Peter: But he does differentiate them; maybe not as much as you’d like, but I really hear totally different stories in each of these.

Also, I’m not trying to say Ys is a perfect album by any means, and I’m sure other people besides you will get hung up on its length and sameness. But if you give it a chance (or maybe even a dozen chances, if you can stand it), and don’t immediately dismiss it because it’s by Joanna, I’m sure you’ll find something to love.

Mark: I’m not saying I hate it, though. In fact, I think it’s an incredibly important album, and I hope it will inspire other songwriters to start embracing the long-song format again. I just find it incredibly hard to actually sit through the album and pay attention the entire time.

Scott: Amen.

Peter: Ah, to be part of the ADHD generation.

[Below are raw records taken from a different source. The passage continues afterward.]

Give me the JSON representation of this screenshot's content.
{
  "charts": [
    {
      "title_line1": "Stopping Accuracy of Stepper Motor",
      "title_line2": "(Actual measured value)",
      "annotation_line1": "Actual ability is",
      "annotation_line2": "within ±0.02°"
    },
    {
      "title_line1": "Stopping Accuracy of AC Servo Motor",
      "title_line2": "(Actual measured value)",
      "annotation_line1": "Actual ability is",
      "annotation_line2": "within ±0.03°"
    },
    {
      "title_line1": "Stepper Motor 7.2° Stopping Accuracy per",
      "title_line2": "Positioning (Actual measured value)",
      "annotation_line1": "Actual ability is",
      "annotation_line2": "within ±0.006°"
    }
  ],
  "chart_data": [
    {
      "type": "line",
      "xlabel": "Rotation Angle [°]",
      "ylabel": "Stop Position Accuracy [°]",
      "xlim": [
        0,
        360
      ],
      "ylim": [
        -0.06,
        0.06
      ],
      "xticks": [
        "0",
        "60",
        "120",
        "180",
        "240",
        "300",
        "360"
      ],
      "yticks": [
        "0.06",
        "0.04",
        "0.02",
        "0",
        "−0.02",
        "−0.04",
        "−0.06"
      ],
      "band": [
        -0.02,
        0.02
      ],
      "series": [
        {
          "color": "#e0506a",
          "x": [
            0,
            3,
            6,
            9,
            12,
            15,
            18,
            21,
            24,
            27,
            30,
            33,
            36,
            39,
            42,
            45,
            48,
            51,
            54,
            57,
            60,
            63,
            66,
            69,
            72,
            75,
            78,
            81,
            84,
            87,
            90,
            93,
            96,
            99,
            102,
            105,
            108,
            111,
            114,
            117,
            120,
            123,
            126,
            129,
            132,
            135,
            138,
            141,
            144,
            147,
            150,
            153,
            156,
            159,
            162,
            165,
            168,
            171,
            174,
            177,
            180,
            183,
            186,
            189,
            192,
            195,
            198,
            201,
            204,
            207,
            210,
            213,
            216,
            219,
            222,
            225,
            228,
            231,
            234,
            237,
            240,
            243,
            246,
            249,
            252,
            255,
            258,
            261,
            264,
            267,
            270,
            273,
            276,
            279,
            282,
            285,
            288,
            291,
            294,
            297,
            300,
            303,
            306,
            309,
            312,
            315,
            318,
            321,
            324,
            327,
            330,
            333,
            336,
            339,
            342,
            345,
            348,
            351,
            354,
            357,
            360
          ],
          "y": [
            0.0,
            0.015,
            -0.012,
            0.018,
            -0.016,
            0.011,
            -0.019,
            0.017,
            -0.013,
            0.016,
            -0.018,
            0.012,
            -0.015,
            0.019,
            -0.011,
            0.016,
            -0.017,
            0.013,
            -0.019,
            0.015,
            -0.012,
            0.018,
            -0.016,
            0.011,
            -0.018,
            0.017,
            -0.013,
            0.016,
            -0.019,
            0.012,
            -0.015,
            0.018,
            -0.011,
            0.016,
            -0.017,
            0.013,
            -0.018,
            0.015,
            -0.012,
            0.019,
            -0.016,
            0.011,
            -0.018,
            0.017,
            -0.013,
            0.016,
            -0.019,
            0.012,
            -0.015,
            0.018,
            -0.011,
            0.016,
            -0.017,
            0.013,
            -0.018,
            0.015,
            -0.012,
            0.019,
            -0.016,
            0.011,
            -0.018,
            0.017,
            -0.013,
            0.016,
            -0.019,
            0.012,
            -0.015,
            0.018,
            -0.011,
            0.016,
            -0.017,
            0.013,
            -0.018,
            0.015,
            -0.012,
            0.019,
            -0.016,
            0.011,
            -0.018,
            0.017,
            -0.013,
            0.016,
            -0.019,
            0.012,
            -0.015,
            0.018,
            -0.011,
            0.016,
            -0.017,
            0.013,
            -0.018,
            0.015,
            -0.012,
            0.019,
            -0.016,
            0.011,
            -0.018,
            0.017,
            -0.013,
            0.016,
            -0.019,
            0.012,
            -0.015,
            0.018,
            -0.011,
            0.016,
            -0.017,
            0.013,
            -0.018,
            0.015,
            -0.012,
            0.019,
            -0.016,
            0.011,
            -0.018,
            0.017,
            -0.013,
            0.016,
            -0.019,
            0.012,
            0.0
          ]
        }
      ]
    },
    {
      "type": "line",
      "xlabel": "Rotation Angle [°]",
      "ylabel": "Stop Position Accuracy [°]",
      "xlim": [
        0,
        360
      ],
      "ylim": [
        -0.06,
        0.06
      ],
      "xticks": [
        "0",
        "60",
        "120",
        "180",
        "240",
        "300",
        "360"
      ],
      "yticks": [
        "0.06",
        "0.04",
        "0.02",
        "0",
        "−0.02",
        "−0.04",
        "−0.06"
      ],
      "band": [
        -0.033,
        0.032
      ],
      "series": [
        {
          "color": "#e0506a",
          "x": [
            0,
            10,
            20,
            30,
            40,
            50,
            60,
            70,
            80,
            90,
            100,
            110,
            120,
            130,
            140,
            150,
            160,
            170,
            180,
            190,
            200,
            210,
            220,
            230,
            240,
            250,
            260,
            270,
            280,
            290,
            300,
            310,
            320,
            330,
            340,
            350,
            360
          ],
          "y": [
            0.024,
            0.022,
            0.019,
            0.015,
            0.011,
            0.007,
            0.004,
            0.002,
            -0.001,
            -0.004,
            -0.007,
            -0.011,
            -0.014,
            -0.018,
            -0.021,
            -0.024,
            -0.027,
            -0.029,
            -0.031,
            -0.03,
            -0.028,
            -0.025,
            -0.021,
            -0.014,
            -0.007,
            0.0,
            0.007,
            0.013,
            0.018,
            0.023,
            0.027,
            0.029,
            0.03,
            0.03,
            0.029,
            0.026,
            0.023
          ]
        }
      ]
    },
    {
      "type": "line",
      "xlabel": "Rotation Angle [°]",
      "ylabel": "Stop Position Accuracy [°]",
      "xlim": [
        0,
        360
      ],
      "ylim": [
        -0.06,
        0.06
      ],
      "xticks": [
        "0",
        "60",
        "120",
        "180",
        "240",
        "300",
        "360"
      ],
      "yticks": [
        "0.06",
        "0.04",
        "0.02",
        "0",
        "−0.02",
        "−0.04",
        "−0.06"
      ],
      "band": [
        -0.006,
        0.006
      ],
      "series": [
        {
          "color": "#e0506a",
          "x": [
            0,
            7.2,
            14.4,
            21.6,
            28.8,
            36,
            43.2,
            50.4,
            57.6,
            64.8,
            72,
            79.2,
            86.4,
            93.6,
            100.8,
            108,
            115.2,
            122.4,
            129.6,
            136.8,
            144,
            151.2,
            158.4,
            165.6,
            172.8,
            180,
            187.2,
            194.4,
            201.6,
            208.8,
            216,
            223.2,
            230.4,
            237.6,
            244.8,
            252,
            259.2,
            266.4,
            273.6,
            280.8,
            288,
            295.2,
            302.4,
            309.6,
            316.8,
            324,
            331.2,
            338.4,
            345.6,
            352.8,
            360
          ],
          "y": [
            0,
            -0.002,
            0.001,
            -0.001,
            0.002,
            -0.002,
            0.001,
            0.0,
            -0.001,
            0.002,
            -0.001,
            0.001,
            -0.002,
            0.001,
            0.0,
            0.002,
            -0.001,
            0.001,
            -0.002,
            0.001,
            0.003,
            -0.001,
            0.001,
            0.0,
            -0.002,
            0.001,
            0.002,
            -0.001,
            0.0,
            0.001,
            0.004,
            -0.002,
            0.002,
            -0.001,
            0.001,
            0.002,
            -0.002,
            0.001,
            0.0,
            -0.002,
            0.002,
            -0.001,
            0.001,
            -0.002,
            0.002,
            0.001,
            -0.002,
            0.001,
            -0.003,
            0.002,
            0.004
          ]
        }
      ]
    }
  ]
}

Mark: Now now—that’s a bit of a straw man argument. To me, this album is “Only Skin” and “Emily” and three other tracks that sound a lot like those ones. To me, the album is fantastic in theory, in approach, in its big fuck you to people who embraced or dismissed her as some sort of of-the-land pixie songstress, in its lyrical scope, and in the arrangements and harp playing, but none of that means in practice it has to be awesome. Take “Only Skin” and run, is what I say.

Peter: But you also like the Spice Girls.

Mark: I’m just saying that this is a good album, but the initial shock, for me at least, fades every time I listen.